Süreci başından beri şöyle bir mercek altına aldığımızda insanlığın bazı bakımlardan çöküşün eşiğine geldiğini ve toplumların rasyonel şekilde davranmak gibi bir niyetlerinin olmadığını anlıyoruz. Bazı aklıselim kurum ve kişilerin en başından bu yana defaatle dile getirdiği iş birliği, dayanışma, ortak akıl gibi kavramlar tamamen rafa kaldırılırken ülkelerin kendi başlarının çaresine bakmaya çalıştığına şahitlik ediyoruz. Bir yıllık zaman zarfında pandeminin tabiri caizse suratımıza çarptığı acı gerçek, ülkelerin sanki pandemi ulusal bir sorunmuş gibi davranıp gemisini kurtaran kaptan anlayışıyla sınırları dışındaki dünya ile ilgilenmemesidir. Hâlbuki pandemiler küresel krizlerdir ve tüm insanlığı ilgilendirirler.
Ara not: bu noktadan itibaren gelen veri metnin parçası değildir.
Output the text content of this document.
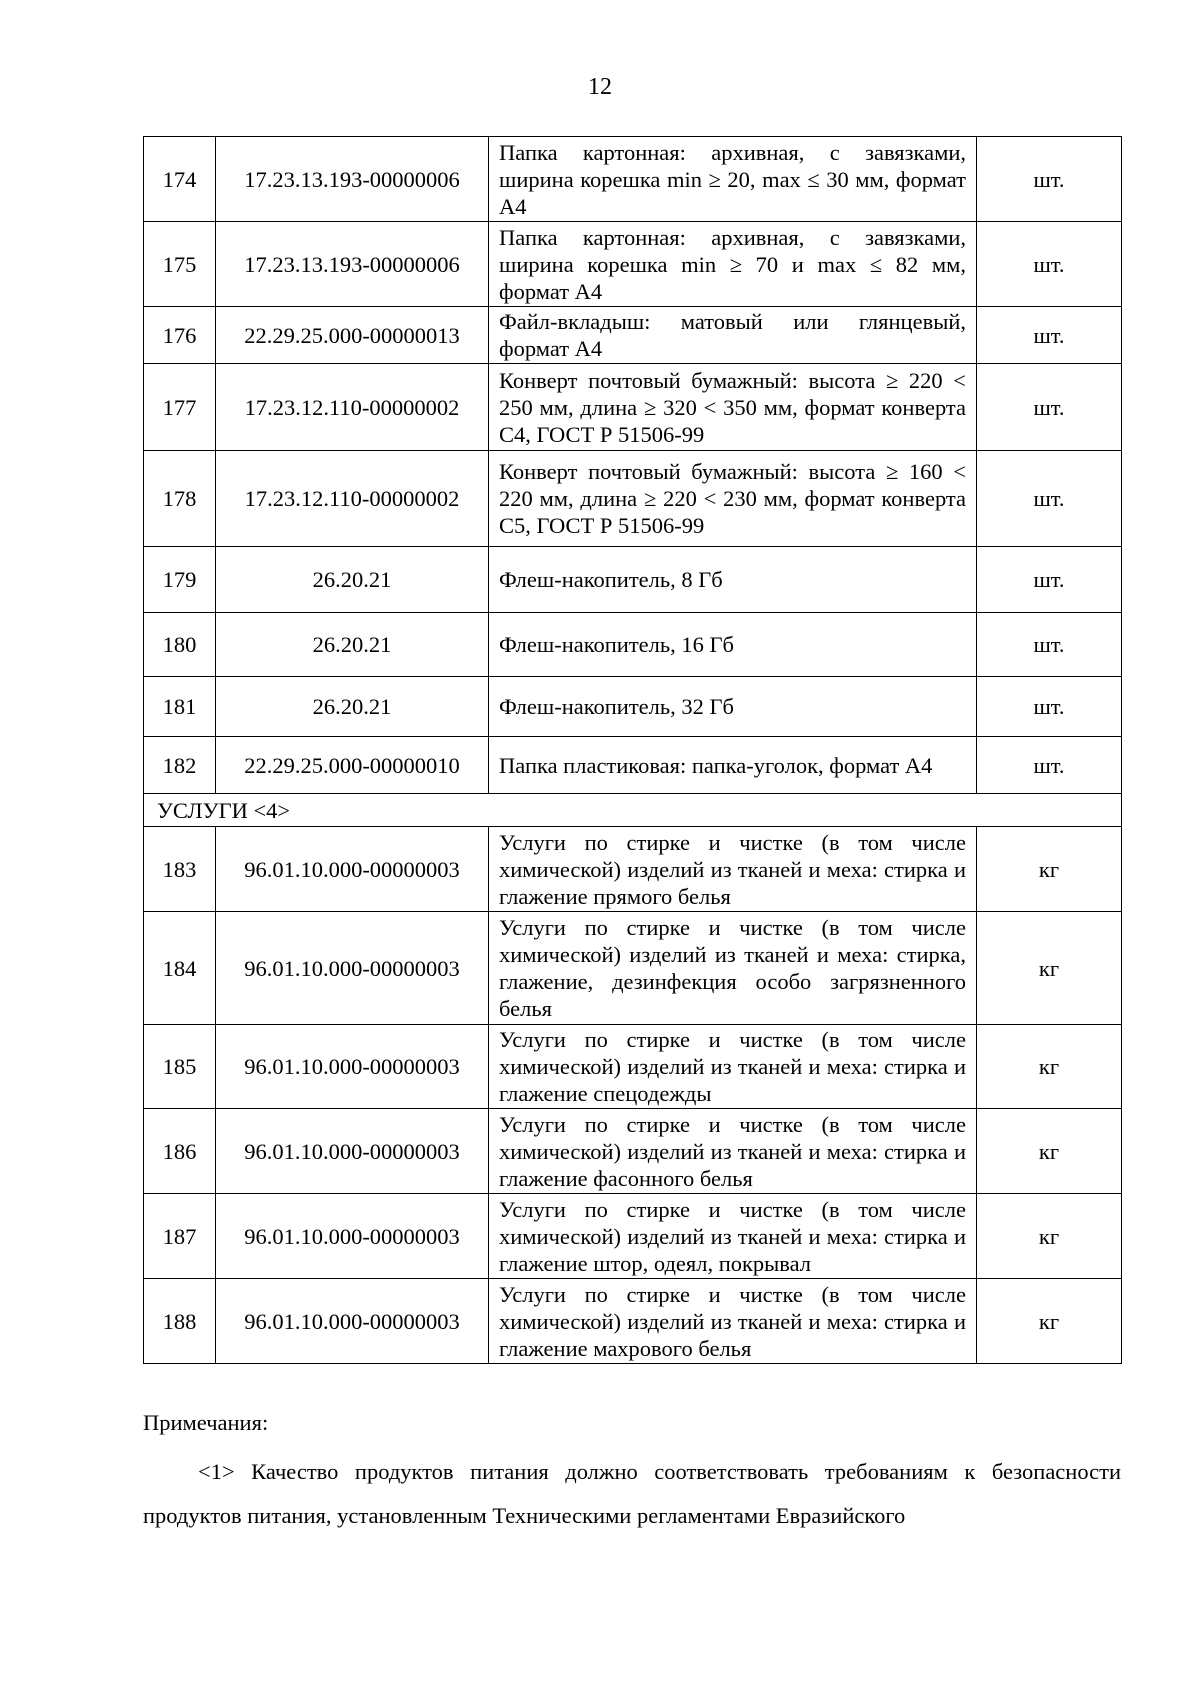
12
174	17.23.13.193-00000006	Папка картонная: архивная, с завязками, ширина корешка min ≥ 20, max ≤ 30 мм, формат А4	шт.
175	17.23.13.193-00000006	Папка картонная: архивная, с завязками, ширина корешка min ≥ 70 и max ≤ 82 мм, формат А4	шт.
176	22.29.25.000-00000013	Файл-вкладыш: матовый или глянцевый, формат А4	шт.
177	17.23.12.110-00000002	Конверт почтовый бумажный: высота ≥ 220 < 250 мм, длина ≥ 320 < 350 мм, формат конверта С4, ГОСТ Р 51506-99	шт.
178	17.23.12.110-00000002	Конверт почтовый бумажный: высота ≥ 160 < 220 мм, длина ≥ 220 < 230 мм, формат конверта С5, ГОСТ Р 51506-99	шт.
179	26.20.21	Флеш-накопитель, 8 Гб	шт.
180	26.20.21	Флеш-накопитель, 16 Гб	шт.
181	26.20.21	Флеш-накопитель, 32 Гб	шт.
182	22.29.25.000-00000010	Папка пластиковая: папка-уголок, формат А4	шт.
УСЛУГИ <4>			
183	96.01.10.000-00000003	Услуги по стирке и чистке (в том числе химической) изделий из тканей и меха: стирка и глажение прямого белья	кг
184	96.01.10.000-00000003	Услуги по стирке и чистке (в том числе химической) изделий из тканей и меха: стирка, глажение, дезинфекция особо загрязненного белья	кг
185	96.01.10.000-00000003	Услуги по стирке и чистке (в том числе химической) изделий из тканей и меха: стирка и глажение спецодежды	кг
186	96.01.10.000-00000003	Услуги по стирке и чистке (в том числе химической) изделий из тканей и меха: стирка и глажение фасонного белья	кг
187	96.01.10.000-00000003	Услуги по стирке и чистке (в том числе химической) изделий из тканей и меха: стирка и глажение штор, одеял, покрывал	кг
188	96.01.10.000-00000003	Услуги по стирке и чистке (в том числе химической) изделий из тканей и меха: стирка и глажение махрового белья	кг
Примечания:
<1> Качество продуктов питания должно соответствовать требованиям к безопасности продуктов питания, установленным Техническими регламентами Евразийского
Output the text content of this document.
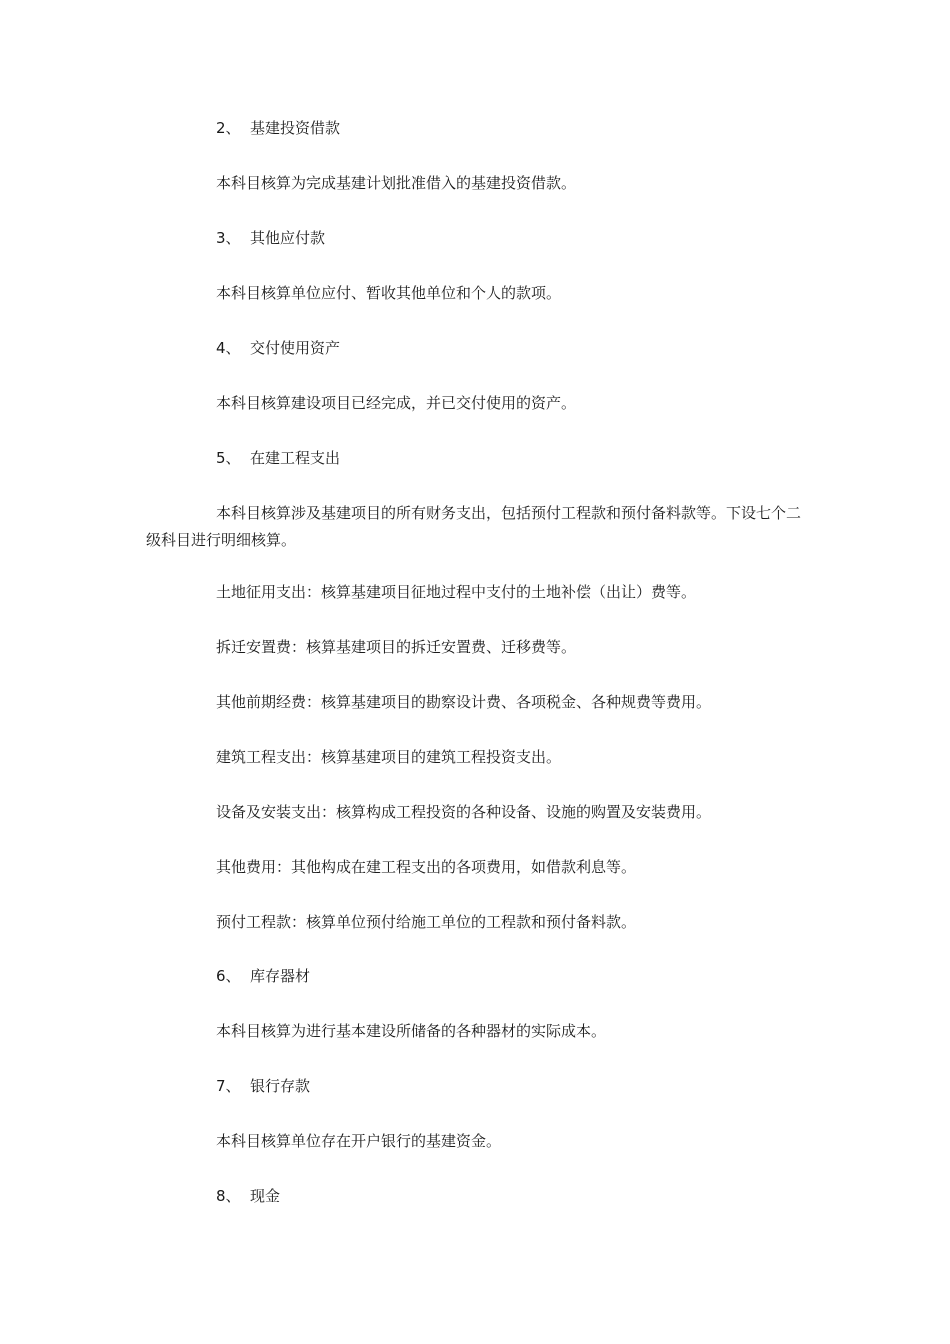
2、 基建投资借款
本科目核算为完成基建计划批准借入的基建投资借款。
3、 其他应付款
本科目核算单位应付、暂收其他单位和个人的款项。
4、 交付使用资产
本科目核算建设项目已经完成，并已交付使用的资产。
5、 在建工程支出
本科目核算涉及基建项目的所有财务支出，包括预付工程款和预付备料款等。下设七个二级科目进行明细核算。
土地征用支出：核算基建项目征地过程中支付的土地补偿（出让）费等。
拆迁安置费：核算基建项目的拆迁安置费、迁移费等。
其他前期经费：核算基建项目的勘察设计费、各项税金、各种规费等费用。
建筑工程支出：核算基建项目的建筑工程投资支出。
设备及安装支出：核算构成工程投资的各种设备、设施的购置及安装费用。
其他费用：其他构成在建工程支出的各项费用，如借款利息等。
预付工程款：核算单位预付给施工单位的工程款和预付备料款。
6、 库存器材
本科目核算为进行基本建设所储备的各种器材的实际成本。
7、 银行存款
本科目核算单位存在开户银行的基建资金。
8、 现金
Dolayısıyla gemisini kurtaran kaptanların sular durulmadıkça yanaşacak liman bulamayacakları da son derece açıktır. Sonuç olarak dünya pandemi savaşını kazanmak istiyorsa bir avuç aşı üreticisinin insafına bırakılmamalı, halk sağlığını koruma gayesi her türlü ulusal çıkarın üstünde tutulmalıdır. Bu yönde atılması gereken adımlar insanlığın geleceğini düşünmek suretiyle devletlerce konsensüs kurularak atılmalıdır. Aksi takdirde ölmemek için aşı sırasının gelmesini bekleyen milyarlarca insanın çaresizliği uzunca bir süre devam edecektir.